Old Northeast Tavern is returning to 201 7th Avenue North in St. Petersburg. Co-owners Bob Wareham and Mark Brindle, who have run the neighborhood bar at that address since 2008, plan to reopen later in 2026 after nearly two years of closure and reconstruction. The rebuild adds a full liquor bar — the first in the tavern's 20-year history — updated kitchen equipment, and a new food menu that includes burgers and fries. Old Northeast Pizza, previously a separate operation at the same address, is being folded into one larger dining room.

The closure was not a permanent shuttering but a renovation that stretched. Wareham and Brindle used the downtime to substantially upgrade the physical plant: new kitchen equipment, an expanded menu, and the addition of a full liquor license that converts what had been a beer-and-wine operation for the first time. Permitting delays pushed the reopening beyond the operators' original timeline, per their Instagram post. The full sequence — from the renovation's scope to the specific reviews that caused delays — is documented on the operator's website.

The building at 201 7th Avenue North has been a commercial address since at least 1925, when it served as a pharmacy. The structure predates much of the surrounding Old Northeast neighborhood, one of St. Petersburg's earliest residential grids — a pattern of bungalows and wide streets running north from downtown toward Tampa Bay. Neighborhood-facing commercial anchors in the Old Northeast are limited; the tavern at 7th Avenue North has served as one of the few walkable evening destinations for district residents across two decades.
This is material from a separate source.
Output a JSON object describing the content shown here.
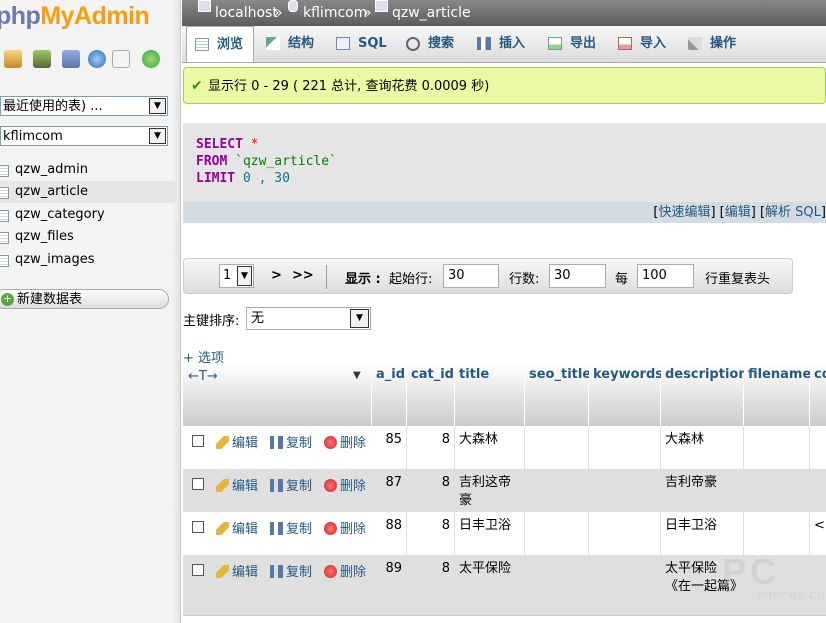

Wareham and Brindle's tenure at the address spans 18 years, covering the 2008 recession, St. Pete's downtown redevelopment cycle, and now a two-year rebuild. The tavern itself carries a 20-year operational history at the location. The renovation doesn't change ownership or concept — it expands what both can offer.

The addition of a full liquor bar is the most operationally significant change of the rebuild. For a tavern that spent two decades as beer-and-wine, the upgrade opens cocktail programming that wasn't previously possible and broadens the revenue profile of the evening operation. The operators have not detailed the beverage program beyond confirming the license.

The integration of Old Northeast Pizza into the main dining room is a structural change as well. The pizza operation, previously a distinct concept at the same address, merges with the tavern into a single, larger dining room — an arrangement that simplifies operations and creates a more unified food-and-drink program under one roof. Burgers and fries, new to the menu, round out a broader kitchen offer than the tavern carried before its closure.

No specific opening date has been announced; the operators describe the return as planned for later in 2026. The full account of the building's history — from its 1925 pharmacy origins through the permitting process that shaped the current rebuild — is on the operator's site. Wareham and Brindle have run 7th Avenue North for nearly two decades; they plan to be back before the year is out.